Die 1947 geborene, bei der Beklagten krankenversicherte Klägerin leidet seit 1998
an einer chronischen Autoimmun-Urtikaria bei Nachweis von Autoantikörper und
einem positiven autologen Serumtest nach Greavs mit Quincke-Symptomatik.
Unter „Urtica“ versteht man eine Hautveränderung, welche auf eine im
Bindegewebe der Haut lokalisierte Flüssigkeitsansammlung (Ödem)
zurückzuführen ist und außerdem einen quälenden Juckreiz auslöst. Diese Urticae
oder Quaddeln können am gesamten Hautorgan, aber auch an Schleimhäuten
auftreten. Kommt es zu Ödemen im Bereich von Zunge oder Rachen bzw.
Kehlkopf tritt Atemnot auf (Quincke-Symptomatik).
Am 9. Januar 2004 beantragte die Hautklinik des Klinikums der J. G. - Universität
PK. für die Klägerin bei der Beklagten die Kostenübernahme einer ambulanten
intravenösen Therapie mit hochdosierten Immunglobulinen. Hierzu führte Prof.

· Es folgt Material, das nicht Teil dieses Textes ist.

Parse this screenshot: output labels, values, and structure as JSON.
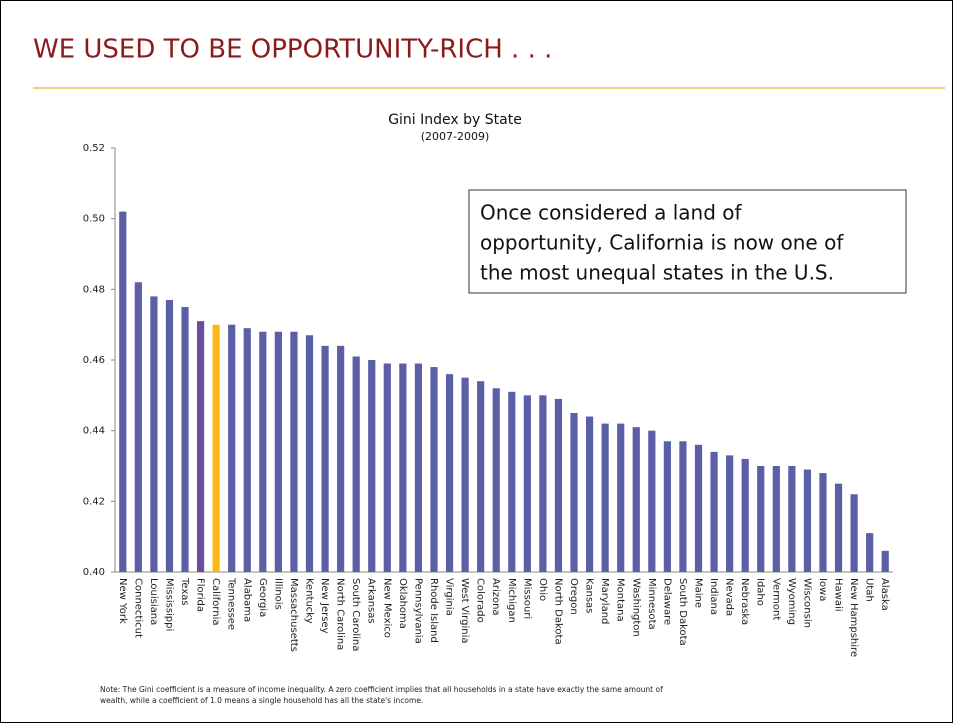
{
  "slide_title": "WE USED TO BE OPPORTUNITY-RICH . . .",
  "chart_data": {
    "type": "bar",
    "title": "Gini Index by State",
    "subtitle": "(2007-2009)",
    "categories": [
      "New York",
      "Connecticut",
      "Louisiana",
      "Mississippi",
      "Texas",
      "Florida",
      "California",
      "Tennessee",
      "Alabama",
      "Georgia",
      "Illinois",
      "Massachusetts",
      "Kentucky",
      "New Jersey",
      "North Carolina",
      "South Carolina",
      "Arkansas",
      "New Mexico",
      "Oklahoma",
      "Pennsylvania",
      "Rhode Island",
      "Virginia",
      "West Virginia",
      "Colorado",
      "Arizona",
      "Michigan",
      "Missouri",
      "Ohio",
      "North Dakota",
      "Oregon",
      "Kansas",
      "Maryland",
      "Montana",
      "Washington",
      "Minnesota",
      "Delaware",
      "South Dakota",
      "Maine",
      "Indiana",
      "Nevada",
      "Nebraska",
      "Idaho",
      "Vermont",
      "Wyoming",
      "Wisconsin",
      "Iowa",
      "Hawaii",
      "New Hampshire",
      "Utah",
      "Alaska"
    ],
    "values": [
      0.502,
      0.482,
      0.478,
      0.477,
      0.475,
      0.471,
      0.47,
      0.47,
      0.469,
      0.468,
      0.468,
      0.468,
      0.467,
      0.464,
      0.464,
      0.461,
      0.46,
      0.459,
      0.459,
      0.459,
      0.458,
      0.456,
      0.455,
      0.454,
      0.452,
      0.451,
      0.45,
      0.45,
      0.449,
      0.445,
      0.444,
      0.442,
      0.442,
      0.441,
      0.44,
      0.437,
      0.437,
      0.436,
      0.434,
      0.433,
      0.432,
      0.43,
      0.43,
      0.43,
      0.429,
      0.428,
      0.425,
      0.422,
      0.411,
      0.406
    ],
    "color": "#5a5fa6",
    "highlight_colors": {
      "California": "#fdb913",
      "Florida": "#6b4f9c"
    },
    "ylim": [
      0.4,
      0.52
    ],
    "yticks": [
      {
        "value": 0.4,
        "label": "0.40"
      },
      {
        "value": 0.42,
        "label": "0.42"
      },
      {
        "value": 0.44,
        "label": "0.44"
      },
      {
        "value": 0.46,
        "label": "0.46"
      },
      {
        "value": 0.48,
        "label": "0.48"
      },
      {
        "value": 0.5,
        "label": "0.50"
      },
      {
        "value": 0.52,
        "label": "0.52"
      }
    ],
    "grid": false,
    "annotation": [
      "Once considered a land of",
      "opportunity, California is now one of",
      "the most unequal states in the U.S."
    ]
  },
  "note": [
    "Note: The Gini coefficient is a measure of income inequality. A zero coefficient implies that all households in a state have exactly the same amount of",
    "wealth, while a coefficient of 1.0 means a single household has all the state's income."
  ]
}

Dr.
K. aus, dass trotz intensiver Ursachensuche und systemischer Therapien (diverse
hochdosierte Antihistaminika – auch in Kombination mit H 1– und H 2 - Blocker,
mikrobiologische Therapien, Histamin-Gewöhnungstherapien) keine Besserung der
Symptomatik habe erreicht werden können. Seit einigen Monaten sei eine orale
Kortison - Therapie unumgänglich. Aufgrund der weiterhin bestehenden
Symptomatik, die mittlerweile auch eine depressive Grundstimmung nach sich
ziehe, sowie der Unwirksamkeit der bisherigen Medikation sei aus ärztlicher Sicht
eine Therapie mit hochdosierten Immunglobulinen indiziert. Zunächst sei ein
befristeter Heilversuch in 4-wöchigen Abständen über 6 Monate vorgesehen.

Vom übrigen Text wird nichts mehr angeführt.